There is still not an abundance of great answers. But there are some possibilities to be considered beyond those presented by the New Haven Public Schools thus far. These include:

  1. Prioritize in-person learning only for children who struggle most with remote learning, especially those in Pre-Kindergarten through second grade, those receiving some forms of special education, and those learning English. Recognize that safe social distancing for these groups may take up most of the space inside school buildings, which may require other grades and groups to stick with remote learning.
  2. Call on all families who can keep their children home learning remotely to do so, in order to conserve physical space in school buildings for the kids who need it most.
  3. Ensure that all children have the opportunity to be part of small, safe groups of other kids and supportive adults, whether inside or outside of school buildings. The spectrum of options can include in-person learning for the children who cannot learn remotely; small learning hubs for children who can learn remotely but need supervision; and school-facilitated, optional, socially distant in-person gatherings for remote learners.
  4. Bring all possible classrooms, activities, projects, and gatherings outdoors, and maximize use of our parks and other outdoor spaces.

State officials assert no correlation between school reopening and increasing infection rates.

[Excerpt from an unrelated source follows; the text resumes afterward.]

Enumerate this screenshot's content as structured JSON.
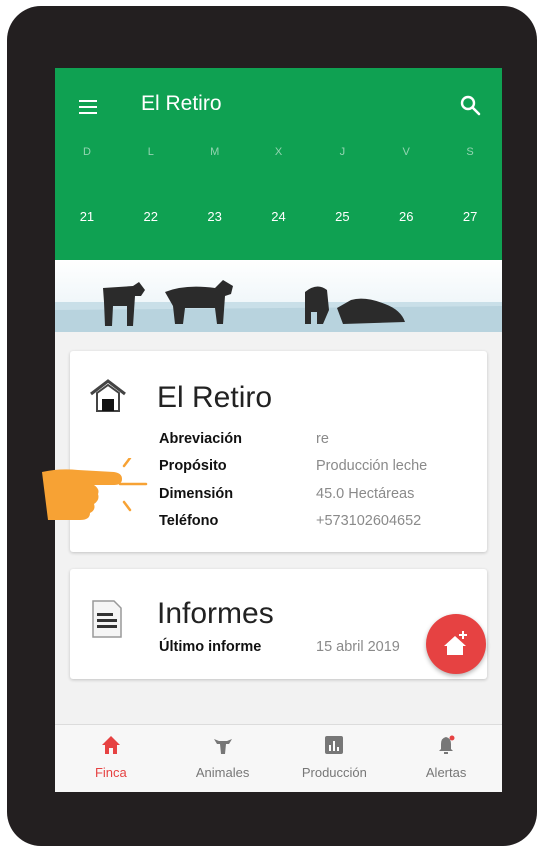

Some skepticism in their confidence seems justified, especially since current state metrics would have us all in school at the same infection rates that we experienced in April. Yet mistrust in the state’s push to reopen schools should not be a reason to accept the false choice between safety and children’s well-being.

The solutions we need are more nuanced and complex than an unqualified stance for or against school reopening. Since reopening schools on a hybrid model as other cities have done raises at least the specter of an increase in local infection, it seems worth exploring what else we can do together. If we are to set aside our grudges and differences, think creatively, channel New Haven’s legacy of invention and independence, and chart a safe path through the minefield of bad options, now is the time.